Addressing reporters in Moscow, Russian Energy Minister Alexander Novak said his country was ahead of schedule with its portion of the output cuts and that oil stocks on world markets would fall.
He went further to say that for a decision on whether or not to extend the deal, oil producers would need to assess how the market will be in March, April and May.
The cuts in OPEC and non-OPEC members deal were introduced with the aim of reducing a global slump in oil prices, which had been on the decline for nearly two years.
OPEC however exempted key member Iran from cutting output and allowed the country to increase its crude production by 90,000 bpd to reach pre-sanction output levels of 4 million barrels per day.

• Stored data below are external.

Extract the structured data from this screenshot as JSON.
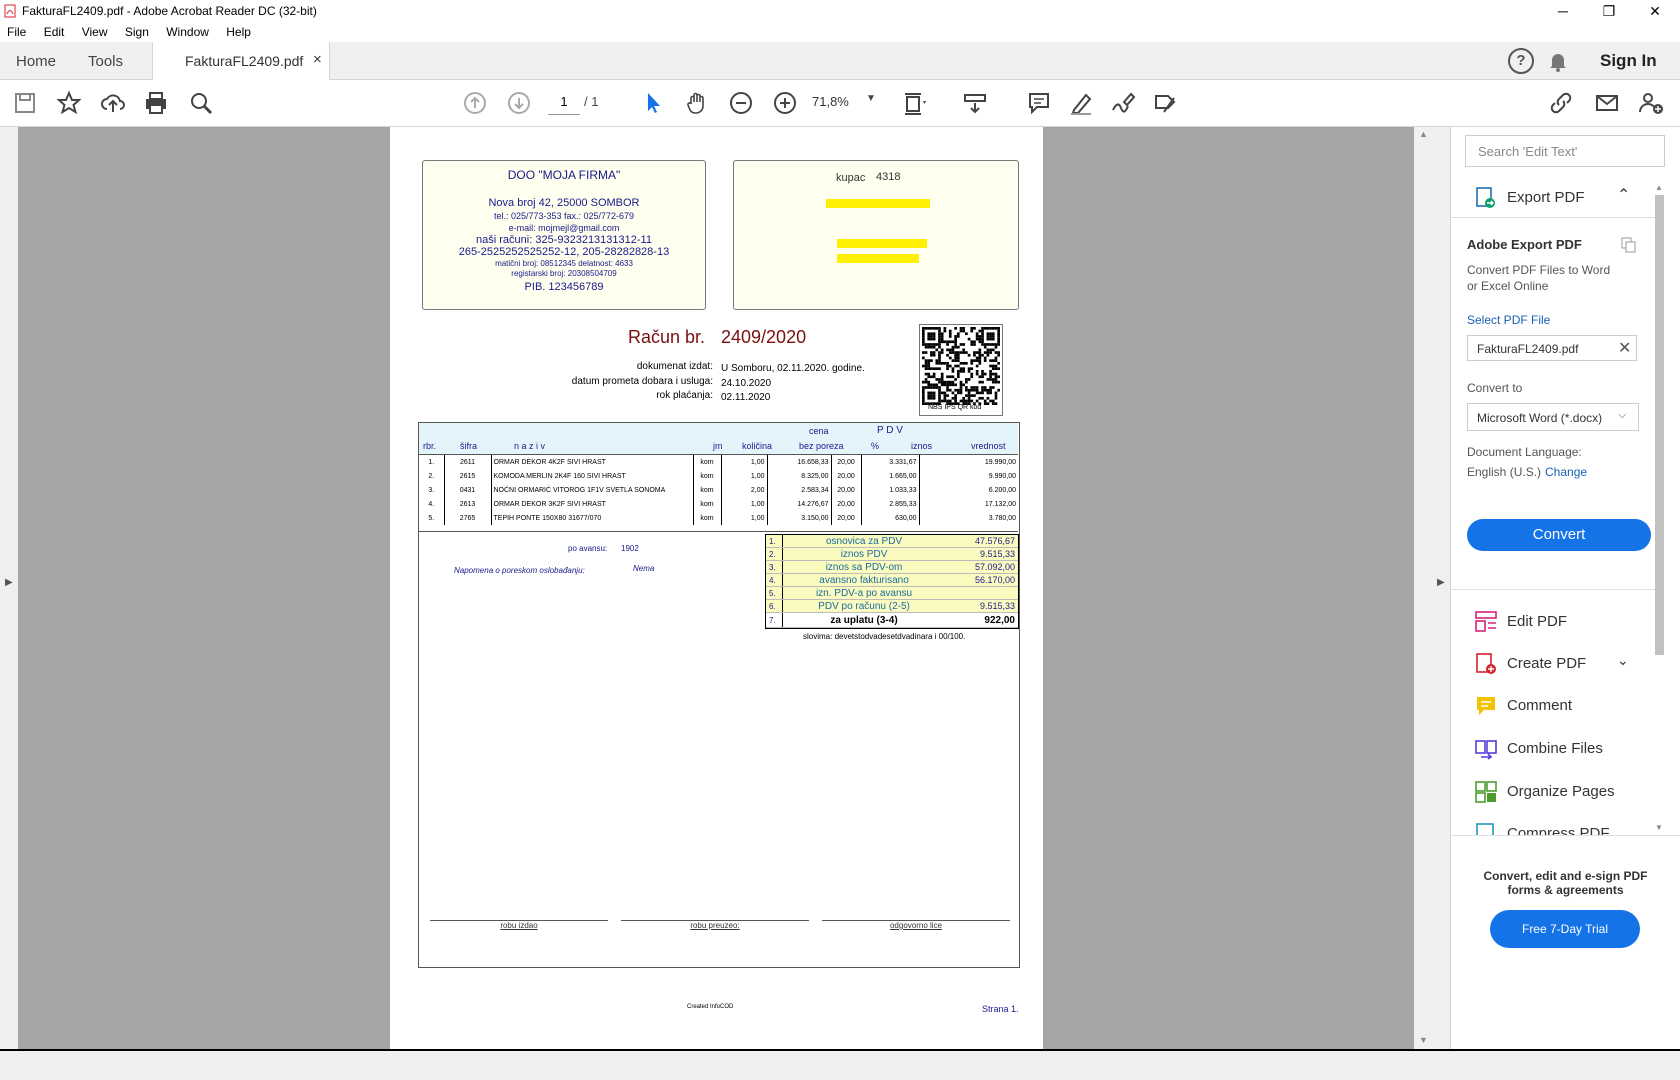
{
  "window": {
    "title": "FakturaFL2409.pdf - Adobe Acrobat Reader DC (32-bit)",
    "minimize": "─",
    "maximize": "❐",
    "close": "✕"
  },
  "menu": [
    "File",
    "Edit",
    "View",
    "Sign",
    "Window",
    "Help"
  ],
  "tabs": {
    "home": "Home",
    "tools": "Tools",
    "document": "FakturaFL2409.pdf",
    "close": "×"
  },
  "header_right": {
    "sign_in": "Sign In",
    "help": "?"
  },
  "toolbar": {
    "page_current": "1",
    "page_total": "/ 1",
    "zoom": "71,8%"
  },
  "right_panel": {
    "search_placeholder": "Search 'Edit Text'",
    "export_pdf": "Export PDF",
    "adobe_export_title": "Adobe Export PDF",
    "adobe_export_desc1": "Convert PDF Files to Word",
    "adobe_export_desc2": "or Excel Online",
    "select_pdf_file": "Select PDF File",
    "selected_file": "FakturaFL2409.pdf",
    "convert_to": "Convert to",
    "convert_format": "Microsoft Word (*.docx)",
    "doc_language": "Document Language:",
    "language": "English (U.S.)",
    "change": "Change",
    "convert_button": "Convert",
    "tools": [
      "Edit PDF",
      "Create PDF",
      "Comment",
      "Combine Files",
      "Organize Pages",
      "Compress PDF"
    ],
    "promo1": "Convert, edit and e-sign PDF",
    "promo2": "forms & agreements",
    "trial": "Free 7-Day Trial"
  },
  "invoice": {
    "company": {
      "name": "DOO \"MOJA FIRMA\"",
      "address": "Nova broj 42, 25000 SOMBOR",
      "tel": "tel.: 025/773-353  fax.: 025/772-679",
      "email": "e-mail: mojmejl@gmail.com",
      "accounts1": "naši računi:  325-9323213131312-11",
      "accounts2": "265-2525252525252-12, 205-28282828-13",
      "reg1": "matični broj: 08512345  delatnost: 4633",
      "reg2": "registarski broj: 20308504709",
      "pib": "PIB. 123456789"
    },
    "buyer": {
      "label": "kupac",
      "code": "4318"
    },
    "title": "Račun  br.",
    "number": "2409/2020",
    "meta": [
      {
        "label": "dokumenat izdat:",
        "value": "U Somboru, 02.11.2020. godine."
      },
      {
        "label": "datum prometa dobara i usluga:",
        "value": "24.10.2020"
      },
      {
        "label": "rok plaćanja:",
        "value": "02.11.2020"
      }
    ],
    "qr_caption": "NBS  IPS QR kod",
    "head_top": {
      "cena": "cena",
      "pdv": "P D V"
    },
    "headers": [
      "rbr.",
      "šifra",
      "n a z i v",
      "jm",
      "količina",
      "bez poreza",
      "%",
      "iznos",
      "vrednost"
    ],
    "rows": [
      [
        "1.",
        "2611",
        "ORMAR DEKOR 4K2F SIVI HRAST",
        "kom",
        "1,00",
        "16.658,33",
        "20,00",
        "3.331,67",
        "19.990,00"
      ],
      [
        "2.",
        "2615",
        "KOMODA MERLIN 2K4F 160 SIVI HRAST",
        "kom",
        "1,00",
        "8.325,00",
        "20,00",
        "1.665,00",
        "9.990,00"
      ],
      [
        "3.",
        "0431",
        "NOĆNI ORMARIĆ VITOROG 1F1V SVETLA SONOMA",
        "kom",
        "2,00",
        "2.583,34",
        "20,00",
        "1.033,33",
        "6.200,00"
      ],
      [
        "4.",
        "2613",
        "ORMAR DEKOR 3K2F SIVI HRAST",
        "kom",
        "1,00",
        "14.276,67",
        "20,00",
        "2.855,33",
        "17.132,00"
      ],
      [
        "5.",
        "2765",
        "TEPIH PONTE 150X80 31677/070",
        "kom",
        "1,00",
        "3.150,00",
        "20,00",
        "630,00",
        "3.780,00"
      ]
    ],
    "advance_label": "po avansu:",
    "advance_value": "1902",
    "note_label": "Napomena o poreskom oslobađanju:",
    "note_value": "Nema",
    "totals": [
      {
        "n": "1.",
        "label": "osnovica za PDV",
        "value": "47.576,67"
      },
      {
        "n": "2.",
        "label": "iznos PDV",
        "value": "9.515,33"
      },
      {
        "n": "3.",
        "label": "iznos sa PDV-om",
        "value": "57.092,00"
      },
      {
        "n": "4.",
        "label": "avansno fakturisano",
        "value": "56.170,00"
      },
      {
        "n": "5.",
        "label": "izn. PDV-a po avansu",
        "value": ""
      },
      {
        "n": "6.",
        "label": "PDV po računu (2-5)",
        "value": "9.515,33"
      },
      {
        "n": "7.",
        "label": "za uplatu (3-4)",
        "value": "922,00"
      }
    ],
    "words": "slovima:   devetstodvadesetdvadinara i  00/100.",
    "sig1": "robu izdao",
    "sig2": "robu preuzeo:",
    "sig3": "odgovorno lice",
    "created": "Created  InfoCOD",
    "page_label": "Strana  1."
  }
}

Iran’s energy sector was hit by the US-led sanctions in 2012, reducing the country’s crude exports from 2.5 million bpd to nearly 1 million barrels per day.
Due to the sanctions imposed by the US and the EU, Iran's exports of crude oil and lease condensate dropped to their lowest level since 1986. The sanctions also negatively affected investment in Iran's oil sector, cutting crude production sharply.
In July 2015, Iran and the five permanent members of UN Security Council plus Germany clinched a deal following marathon talks. Under the international agreement, Tehran agreed to put curbs on its nuclear program in exchange for the removal of unilateral sanctions.
Nigeria and Libya were also exempted from the planned output cut due to internal conflicts which have already decreased their crude production.